Case ID: mich_193/html/0167-01.html
Source: Caselaw Access Project
Author: {"author": "Bird, J.", "license": "Public Domain", "url": "https://static.case.law/"}
Date Created: 2024-08-24T03:29:51.129683

STEEL v. BLANCHETTE.
    1. Homestead — Exemption—Abandonment—Evidence.
    As mere absence from her bomestead for four or five years would not conclusively establish abandonment of the homestead rights of an old lady of seventy-five years of age, the enforced absence of such owner because of feeble health or the necessity of going out to earn a living, by work as a nurse, did not authorize a creditor to levy on the property, though she also, about the same time, sold her furniture and rented the land and residence, and had offered to sell the place in a deal for certain village property which she could have occupied in the same manner. The question of abandonment of a homestead is principally a question of intention.
    2. Same — Intent—Sale—Proceeds.
    Upon selling the homestead with the purpose of investing the proceeds in another home, the proceeds also become exempt during the transition up to the statutory limit of fifteen hundred dollars.
    Appeal from Oceana; Sullivan, J.
    Submitted June 6, 1916.
    (Docket No. 2.)
    Decided September 26, 1916.
    Bill by Elizabeth Steel against Victor J. Blanchette for a decree setting aside an execution levy on complainant’s homestead. From a decree for complainant, defendant appeals.
    Affirmed.
    
      F. E. Wetmore, for complainant.
    
      Hall & Greene, for defendant.
   Bird, J.

Complainant asked for and obtained a decree in the trial court setting aside an execution levy on her premises in Oceana county, claiming that they constituted her homestead. The defendant resisted the proceeding upon the ground that prior to the levy of the execution in December, 1914, complainant had abandoned her homestead. The same contention is made in this court.
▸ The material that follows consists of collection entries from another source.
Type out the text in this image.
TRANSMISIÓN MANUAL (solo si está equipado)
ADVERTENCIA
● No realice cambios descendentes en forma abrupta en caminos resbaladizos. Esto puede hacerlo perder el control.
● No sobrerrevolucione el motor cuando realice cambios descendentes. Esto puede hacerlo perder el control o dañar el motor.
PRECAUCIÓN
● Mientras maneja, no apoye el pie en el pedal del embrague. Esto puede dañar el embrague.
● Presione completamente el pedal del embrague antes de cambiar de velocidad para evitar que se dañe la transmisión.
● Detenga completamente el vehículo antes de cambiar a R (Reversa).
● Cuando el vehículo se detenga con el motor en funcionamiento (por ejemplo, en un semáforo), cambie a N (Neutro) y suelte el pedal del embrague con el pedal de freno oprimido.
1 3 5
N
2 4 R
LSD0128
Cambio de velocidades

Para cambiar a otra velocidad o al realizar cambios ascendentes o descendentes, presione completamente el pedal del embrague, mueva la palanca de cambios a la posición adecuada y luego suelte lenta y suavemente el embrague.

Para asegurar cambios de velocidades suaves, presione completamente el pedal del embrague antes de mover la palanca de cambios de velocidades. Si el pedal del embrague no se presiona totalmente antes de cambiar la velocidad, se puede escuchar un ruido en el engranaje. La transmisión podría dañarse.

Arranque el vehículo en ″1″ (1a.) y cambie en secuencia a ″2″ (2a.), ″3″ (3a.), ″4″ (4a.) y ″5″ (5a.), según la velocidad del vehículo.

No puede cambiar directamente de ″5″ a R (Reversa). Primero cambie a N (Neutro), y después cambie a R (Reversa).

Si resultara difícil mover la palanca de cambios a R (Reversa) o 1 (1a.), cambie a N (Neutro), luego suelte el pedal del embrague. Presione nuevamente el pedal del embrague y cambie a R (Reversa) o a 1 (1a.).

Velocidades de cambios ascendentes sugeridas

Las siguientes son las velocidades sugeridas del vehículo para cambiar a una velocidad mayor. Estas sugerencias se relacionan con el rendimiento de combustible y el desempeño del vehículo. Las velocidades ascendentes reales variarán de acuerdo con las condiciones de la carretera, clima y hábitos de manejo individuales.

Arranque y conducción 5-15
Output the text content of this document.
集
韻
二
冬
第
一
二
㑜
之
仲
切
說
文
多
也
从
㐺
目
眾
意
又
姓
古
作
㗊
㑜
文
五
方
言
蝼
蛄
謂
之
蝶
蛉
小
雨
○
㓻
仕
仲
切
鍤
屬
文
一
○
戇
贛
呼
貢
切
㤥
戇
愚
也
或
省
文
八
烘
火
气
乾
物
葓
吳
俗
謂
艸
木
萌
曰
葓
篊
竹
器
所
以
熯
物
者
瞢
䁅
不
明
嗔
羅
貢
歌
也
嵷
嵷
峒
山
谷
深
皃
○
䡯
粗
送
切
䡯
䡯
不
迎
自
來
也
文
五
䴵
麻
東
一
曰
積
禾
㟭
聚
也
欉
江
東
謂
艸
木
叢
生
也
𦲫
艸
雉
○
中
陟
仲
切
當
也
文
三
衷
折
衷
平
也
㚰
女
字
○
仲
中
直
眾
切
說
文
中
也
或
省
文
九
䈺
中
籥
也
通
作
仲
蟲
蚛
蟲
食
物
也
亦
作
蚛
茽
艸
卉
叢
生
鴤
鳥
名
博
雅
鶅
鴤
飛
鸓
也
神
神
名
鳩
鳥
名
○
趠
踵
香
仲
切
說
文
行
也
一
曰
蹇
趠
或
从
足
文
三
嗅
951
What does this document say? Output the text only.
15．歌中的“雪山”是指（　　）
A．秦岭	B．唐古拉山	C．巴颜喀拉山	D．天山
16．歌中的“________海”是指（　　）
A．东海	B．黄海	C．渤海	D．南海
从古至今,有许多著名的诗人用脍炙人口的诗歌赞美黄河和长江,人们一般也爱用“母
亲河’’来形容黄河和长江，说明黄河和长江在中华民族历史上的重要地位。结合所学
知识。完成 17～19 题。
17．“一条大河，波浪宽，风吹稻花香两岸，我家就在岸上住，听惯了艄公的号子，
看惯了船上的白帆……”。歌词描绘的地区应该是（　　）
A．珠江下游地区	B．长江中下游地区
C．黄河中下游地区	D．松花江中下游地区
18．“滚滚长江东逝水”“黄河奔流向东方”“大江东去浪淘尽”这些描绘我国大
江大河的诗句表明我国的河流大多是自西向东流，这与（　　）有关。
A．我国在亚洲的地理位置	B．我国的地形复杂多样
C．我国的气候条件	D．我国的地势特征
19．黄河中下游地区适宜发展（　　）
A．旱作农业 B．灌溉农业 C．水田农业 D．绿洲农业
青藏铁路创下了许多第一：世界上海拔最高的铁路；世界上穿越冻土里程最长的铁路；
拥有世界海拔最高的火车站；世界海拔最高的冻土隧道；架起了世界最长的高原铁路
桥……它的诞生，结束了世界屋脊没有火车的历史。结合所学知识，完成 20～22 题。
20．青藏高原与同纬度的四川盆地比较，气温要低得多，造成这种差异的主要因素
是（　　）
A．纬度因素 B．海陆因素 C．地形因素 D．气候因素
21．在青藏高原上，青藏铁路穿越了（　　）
Defendant contends that in leaving the premises soon after the death of her husband in 1909, and living elsewhere, and offering the premises for sale, she has abandoned her homestead right therein. The premises, consisting of 40 acres, were purchased by complainant in 1907, and she and her husband resided thereon until his death in 1909. Soon after she sold the furniture, except her bedding, and lived around among her relatives, and at times acted in the capacity of nurse. She had several Michigan relatives, and a son and daughter who resided in Northern Indiana. She testified that she was induced to take this action because of the advice of her sister that it was unwise for a woman of her age to remain in the farmhouse alone. She was at that time 74 years of age. She rented the place from year to year to a tenant, and on the income derived therefrom, and the income from her work as a nurse, she has. paid her living expenses and her taxes. She has no other property, either personal or real. She insists that she never abandoned the premises as her home, and that when she rented it and went away she did it with the intention of returning, and it was shown by complainant’s relatives that she frequently stated that she was going to return to her home.

1. The sole question is one of abandonment. The mere absence from the premises 4 or 5 years would not be conclusive that she had abandoned it as a homestead if she had, during all that time, intended to return. Kaeding v. Joachimsthal, 98 Mich. 78 (56 N. W. 1101). In a way her absence from her homestead appears to have been enforced. It is evident that a woman of her age could not work the premises. The income from the farm, which was shown for two years to have been $65 a year, would have been insufficient to support her and pay the taxes. The question of abandonment of her homestead is almost entirely a question of intention. 21 Cyc. p. 602; Bunker v. Paquette, 37 Mich. 79. When she asserts that it was her intention to return to her home, and that it was never her intention to abandon the premises as her homestead, I can find no good reason in the record for disbelieving her, or doubting the sincerity of her claim. Most people, and especially elderly people, have some place they call home, even though they do not occupy it much of the time: and, notwithstanding defendant insists that she has abandoned this home, the record does not disclose that she has any other home.

But it is argued that her offer to sell it was evidence of abandonment. Complainant explains this by saying that at one time she offered to trade the premises for a home in the village of Walkerville, where she would be near her relatives, or she would sell and purchase a home there. This was a mere unexecuted intention, but had she done so, the house and lot received in exchange, or the proceeds of the sale, would have been exempt during the transition if neither exceeded the statutory limit of $1,500. Myers v. Weaver, 101 Mich. 477 (59 N. W. 810); Corey v. Waldo, 126 Mich. 706 (86 N. W. 122).

The decree of the trial court is affirmed, with costs to complainant.

Stone, C. J., and Kuhn, Ostrander, Moore, Steere, Brooke, and Person, JJ., concurred.